恐ろしいのは、それが明確な悪意によって引き起こされたものでさえないということだ。人々の「知りたい」「語りたい」という興味と好奇心が充満するドームの中で、当事者は追い詰められていく。外野の人間は、熱が冷めればスマートフォンを閉じて簡単に終わったことにできる。けれども、当事者は生涯にわたって、狂わされた人生を生き続けなければならない。そして最も残酷なのは、誹謗中傷に加担した当人たちが、後になって事実が検証された際、「あんな荒唐無稽な噂が立ったなんて信じられない」「そんな無責任なことを言う人がいたなんて許せない」と本気で憤ってみせるという無自覚さだ。彼らにとってそれは軽薄な娯楽であり、悲劇を消費しているに過ぎないのだ。
透真はペンを武器に街を覆う炎を鎮めようとするが、その言葉すら、別の誰かを傷つける可能性を孕む。現実の取材においても、どれだけ言葉を尽くそうとも、本当の意味で他者の内面にまで踏み込むことは困難だ。私はこれまでノンフィクションという手法で、その人の心の奥にあり、いつか誰かに問われることを待っていた言葉に届きたいと願ってきた。それでもなお、当事者になれない以上、言葉は時に暴力となる。一方で、事実だけを無機質に並べても人間の真実には到達できない。
しかし、辻村深月はフィクションという装置を使い、その壁を凄まじい覚悟で越えてみせる。登場する人物の切実な内面が丹念に描き出され、誰もが己の正義と感情の間で揺れ動き、立ち尽くす様がありありと浮かび上がる。犯人と見なされたあの人にも、過失を責め立てられたあの人にも、こちらの想像の及ばない苦しみがあったのかもしれない。そう思わされたとき、フィクションの世界は現実へと鋭く食い込んでくる。ノンフィクションでは決して可視化されない彼らの心の奥底を覗き込むとき、私たちはようやく、自分自身の中の無自覚な加害性に気づかされるのだ。

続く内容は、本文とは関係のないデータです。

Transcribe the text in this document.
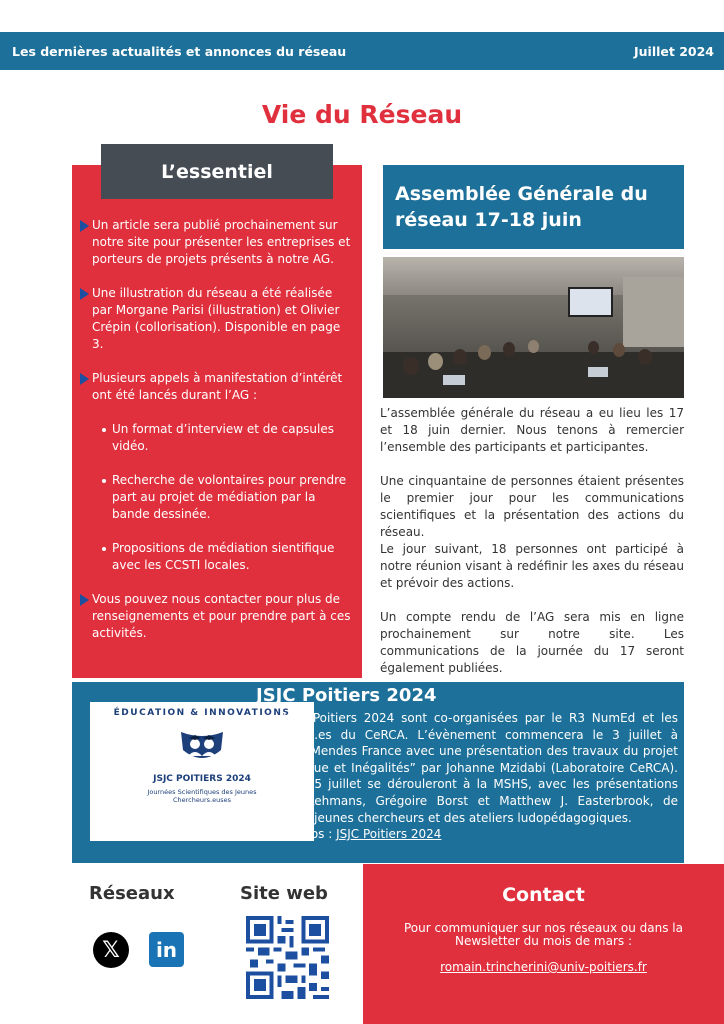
Les dernières actualités et annonces du réseau	Juillet 2024
Vie du Réseau
Un article sera publié prochainement sur notre site pour présenter les entreprises et porteurs de projets présents à notre AG.
Une illustration du réseau a été réalisée par Morgane Parisi (illustration) et Olivier Crépin (collorisation). Disponible en page 3.
Plusieurs appels à manifestation d’intérêt ont été lancés durant l’AG :
Un format d’interview et de capsules vidéo.
Recherche de volontaires pour prendre part au projet de médiation par la bande dessinée.
Propositions de médiation sientifique avec les CCSTI locales.
Vous pouvez nous contacter pour plus de renseignements et pour prendre part à ces activités.
L’essentiel
Assemblée Générale du réseau 17-18 juin

L’assemblée générale du réseau a eu lieu les 17 et 18 juin dernier. Nous tenons à remercier l’ensemble des participants et participantes.

Une cinquantaine de personnes étaient présentes le premier jour pour les communications scientifiques et la présentation des actions du réseau.

Le jour suivant, 18 personnes ont participé à notre réunion visant à redéfinir les axes du réseau et prévoir des actions.

Un compte rendu de l’AG sera mis en ligne prochainement sur notre site. Les communications de la journée du 17 seront également publiées.

ÉDUCATION & INNOVATIONS
JSJC POITIERS 2024
Journées Scientifiques des Jeunes Chercheurs.euses
JSJC Poitiers 2024
Les JSJC Poitiers 2024 sont co-organisées par le R3 NumEd et les doctorant.es du CeRCA. L’évènement commencera le 3 juillet à l’Espace Mendes France avec une présentation des travaux du projet “Numérique et Inégalités” par Johanne Mzidabi (Laboratoire CeRCA). Les 4 et 5 juillet se dérouleront à la MSHS, avec les présentations d’Anne Lehmans, Grégoire Borst et Matthew J. Easterbrook, de plusieurs jeunes chercheurs et des ateliers ludopédagogiques.
Plus d’infos : JSJC Poitiers 2024
Réseaux	Site web
𝕏	in
Contact
Pour communiquer sur nos réseaux ou dans la Newsletter du mois de mars :
romain.trincherini@univ-poitiers.fr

「─あんたたちにとっては単なる事件の一つにしかすぎないかもしれないけど、こっちはこれが人生なんだ! こっちは生きてるんだよ‼」
作中で加害者の家族から放たれる叫びは胸を抉るが、物語の後半、被害者の父はある言葉をかける。不条理に苦しむ当事者が、他者に向ける赦しの言葉に、私は息を呑んだ。これこそが本書の最大の光であろう。そして、その苦しみを一緒に背負うべきは、事件の当事者だけではない。事件を報じるメディアも、噂を口にした者も含まれるはずだ。
私にも、かつてある事件の被害者家族から託された言葉がある。「私たちのことをずっと見ていて」。今も自分を戒め続けるその言葉を、私は重く抱え続けている。事件を他人事として捉え、世間の関心が他に移れば忘却の彼方に追いやること。それこそが噂の炎に薪をくべる行為なのだ。単なる傍観者で終わらせないためには、その痛みが存在することを、決して忘れずにい続けるほかない。
本作は、他者の悲劇を安全な場所から消費して終わらせることを決して許さない。そして、差し出すのは、それでもなお、不正確な噂に抗いうるのは、真実に向き合おうとする営みだけだという確信である。私にはいまも毎年、失われた子の誕生日に連絡を入れている家族がいる。「私たちのことをずっと見ていて」。ページを閉じた後も、この物語は「忘れるな」と静かに燃え続ける。
かわい・かおり
1974年生まれ。ノンフィクション作家。『ウスケボーイズ 日本ワインの革命児たち』で、小学館ノンフィクション大賞を、『選べなかった命
出生前診断の誤診で生まれた子』で大宅壮一ノンフィクション賞と新潮ドキュメント賞をW受賞。